The other theory contends that some species acquired a bigger brain in general, and its larger basic parts could then be recruited for specific complex behaviors.
To test these theories, Moore and DeVoogd measured the sizes of overall brains and 30 discrete areas that control behaviors in 58 songbirds spanning 20 families.
"One of the advantages of looking in the brains of birds is that it's relatively easy to get samples from lots of different species, and there's a lot of data on what the different species do. And specific areas devoted to these functions can be easily seen in the brain," DeVoogd said.
Most of the variation in brain regions was accounted for by differences in the brain's overall size. But in two specific systems there was a significant amount of variation beyond what could be explained by brain size. Areas that controlled song were much larger in species that produce more varied and complex songs. Also, brain areas controlling the face and mouth were especially large in species with short, fat beaks that eat seeds, and they were small in species with long, thin beaks that eat insects.
"If you've ever watched a bird deal with a sunflower seed, it pushes the seed around with its tongue and grasps it with different points in its beak.

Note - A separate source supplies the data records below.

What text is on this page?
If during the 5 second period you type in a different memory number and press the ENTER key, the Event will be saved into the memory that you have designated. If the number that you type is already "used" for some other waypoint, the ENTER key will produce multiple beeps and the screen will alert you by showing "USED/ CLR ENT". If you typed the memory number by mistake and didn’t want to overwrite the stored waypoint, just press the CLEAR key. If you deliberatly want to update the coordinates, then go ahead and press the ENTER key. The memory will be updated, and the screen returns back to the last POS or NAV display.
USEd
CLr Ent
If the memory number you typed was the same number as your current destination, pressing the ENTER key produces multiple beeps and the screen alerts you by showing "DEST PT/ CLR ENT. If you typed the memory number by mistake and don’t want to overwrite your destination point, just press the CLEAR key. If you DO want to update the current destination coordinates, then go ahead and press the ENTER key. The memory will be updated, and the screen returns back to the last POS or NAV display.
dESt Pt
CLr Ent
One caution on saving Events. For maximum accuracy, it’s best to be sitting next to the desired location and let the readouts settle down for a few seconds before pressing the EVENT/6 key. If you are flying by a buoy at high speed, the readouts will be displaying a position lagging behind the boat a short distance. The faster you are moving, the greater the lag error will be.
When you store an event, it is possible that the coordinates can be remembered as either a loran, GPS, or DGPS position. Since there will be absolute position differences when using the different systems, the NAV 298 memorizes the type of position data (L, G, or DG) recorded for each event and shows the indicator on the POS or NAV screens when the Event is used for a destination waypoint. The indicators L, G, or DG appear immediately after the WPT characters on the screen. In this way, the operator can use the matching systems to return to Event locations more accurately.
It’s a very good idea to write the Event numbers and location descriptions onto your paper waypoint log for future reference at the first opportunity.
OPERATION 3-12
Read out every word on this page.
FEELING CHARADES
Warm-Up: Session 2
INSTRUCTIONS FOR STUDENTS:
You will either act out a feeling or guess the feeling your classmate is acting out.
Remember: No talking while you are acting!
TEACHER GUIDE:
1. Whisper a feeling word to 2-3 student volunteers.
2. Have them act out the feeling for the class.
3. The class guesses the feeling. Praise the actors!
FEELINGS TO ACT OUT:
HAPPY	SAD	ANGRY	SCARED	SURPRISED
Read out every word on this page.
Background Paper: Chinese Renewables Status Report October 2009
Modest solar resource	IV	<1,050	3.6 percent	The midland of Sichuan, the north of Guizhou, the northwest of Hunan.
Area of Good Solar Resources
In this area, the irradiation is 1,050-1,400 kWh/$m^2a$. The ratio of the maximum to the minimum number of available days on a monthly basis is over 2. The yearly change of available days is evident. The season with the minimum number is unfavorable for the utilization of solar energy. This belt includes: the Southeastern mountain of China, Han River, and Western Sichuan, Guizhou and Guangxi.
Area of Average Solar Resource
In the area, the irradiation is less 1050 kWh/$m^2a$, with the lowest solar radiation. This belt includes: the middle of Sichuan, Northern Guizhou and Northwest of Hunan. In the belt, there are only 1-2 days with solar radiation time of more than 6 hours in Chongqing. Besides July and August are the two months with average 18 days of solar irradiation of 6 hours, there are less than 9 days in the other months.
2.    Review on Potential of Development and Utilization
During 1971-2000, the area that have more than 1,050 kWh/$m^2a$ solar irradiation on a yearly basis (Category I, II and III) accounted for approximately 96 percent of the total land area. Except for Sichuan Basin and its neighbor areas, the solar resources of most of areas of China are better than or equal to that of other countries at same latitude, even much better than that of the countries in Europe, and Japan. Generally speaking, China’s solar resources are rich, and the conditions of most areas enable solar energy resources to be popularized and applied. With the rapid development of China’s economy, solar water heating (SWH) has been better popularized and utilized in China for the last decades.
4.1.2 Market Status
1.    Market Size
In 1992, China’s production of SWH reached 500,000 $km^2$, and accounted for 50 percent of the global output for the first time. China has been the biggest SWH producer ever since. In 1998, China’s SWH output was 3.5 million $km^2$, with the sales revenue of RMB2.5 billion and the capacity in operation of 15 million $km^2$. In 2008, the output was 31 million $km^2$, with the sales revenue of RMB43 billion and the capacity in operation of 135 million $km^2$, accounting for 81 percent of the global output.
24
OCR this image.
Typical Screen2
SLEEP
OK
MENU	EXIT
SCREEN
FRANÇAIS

And then it is able to break it open and get the inside out," DeVoogd explained.
When it comes to humans, "it's always been controversial how we got to be who we are," DeVoogd said. Since supporting a big brain requires great demands on energy and oxygen, some researchers speculate that changes in the diets of early humans, including the ability to find and cook high-quality food, helped facilitate overall human brain growth by supplying the needed calories and protein.
Others speculate that living socially protected early humans and created evolutionary pressures for developing language, DeVoogd said.